对了,也许……笔龄心想着,目光又落在了刚才的锦旗上。
难道是一道划痕代表敲一次门?长划痕敲重些,短划痕敲轻些?
“咚咚——咚。”笔龄试了试。
可还是不行。
“诶!”笔龄一拳砸在防盗门上,像一座喷发的火山愤怒地迸裂着火山弹。
“也许,我们要从这些碎瓷片入手。
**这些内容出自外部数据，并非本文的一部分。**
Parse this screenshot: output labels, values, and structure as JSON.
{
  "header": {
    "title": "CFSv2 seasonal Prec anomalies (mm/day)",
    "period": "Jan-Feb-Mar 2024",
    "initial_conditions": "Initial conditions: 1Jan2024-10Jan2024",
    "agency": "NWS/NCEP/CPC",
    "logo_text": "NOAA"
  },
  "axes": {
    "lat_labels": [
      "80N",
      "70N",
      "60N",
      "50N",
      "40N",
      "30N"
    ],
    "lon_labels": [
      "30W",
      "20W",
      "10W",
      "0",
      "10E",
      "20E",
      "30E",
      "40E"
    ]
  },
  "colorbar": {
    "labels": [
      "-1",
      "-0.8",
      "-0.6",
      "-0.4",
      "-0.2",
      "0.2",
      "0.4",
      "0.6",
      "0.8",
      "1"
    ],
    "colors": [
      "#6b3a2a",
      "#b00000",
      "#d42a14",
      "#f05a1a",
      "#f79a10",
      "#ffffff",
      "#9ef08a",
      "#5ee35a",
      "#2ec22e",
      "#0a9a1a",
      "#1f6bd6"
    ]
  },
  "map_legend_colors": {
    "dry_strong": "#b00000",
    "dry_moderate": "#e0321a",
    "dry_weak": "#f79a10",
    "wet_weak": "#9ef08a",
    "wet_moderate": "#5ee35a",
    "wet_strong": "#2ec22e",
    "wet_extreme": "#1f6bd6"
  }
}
”淡仟开了口。
他拿起了一块瓷片:“你瞧,这块上面写了‘美酒’两个字。啊我知道了,是毒蛇,毒蛇可以泡酒!”
淡仟立即大喊一声:“毒蛇!”
图腾睡得死死的,没有任何反应。
“诶,不如我们一个一个喊过来,总有一个是对的吧。”笔龄眼睛一亮。
“好主意啊,这样我们可是开挂了!”淡仟砸了一下拳头。
笔龄甩了一把自己的头发,比划了一下大拇指。
“蜈蚣!”他喊道。
没有动静。
“蝎子!”淡仟喊道。
还是没有反应。
接着笔龄喊完了壁虎和蟾蜍,依然没有反应。
“看来你这投机的办法不行啊。”淡仟的高兴劲消退了一半,只好反身继续在碎瓷片里翻找着。
“五花马。”淡仟捡起一块瓷片掂了掂,“这又是什么?怎么不是五花肉。笔龄,笔龄?”
淡仟一扭头,发现笔龄正一脸惊愕地看着自己。
怎么了?淡仟暗自心想。
“‘五花马,千金裘,呼儿将出换美酒,与尔同消万古愁。’是李白的诗歌!”笔龄瞪着眼睛说道。
“你是说,这些碎瓷片是一副拼图?”淡仟的手在抖。
“没错!快把它们拼起来!”笔龄冲了过来。
笔龄和淡仟根据瓷片正面的字迹,复原了李白的诗歌《将进酒》。
可是依然没有出现五毒的踪迹。
“这就奇怪了,明明已经复原成功了,怎么找不出五毒的线索呢?”淡仟蹲了下来,在拼图旁研究。
想着想着,淡仟拿出了一个硬币抛着,一下正面,一下反面。
“干嘛呢?别开小差。”笔龄说道。
“阿,我在想呢。”淡仟说着,收起了硬币。
“诶,你这硬币抛得好,也许,这拼图像硬币一样,有正面,有反面。”笔龄看着淡仟。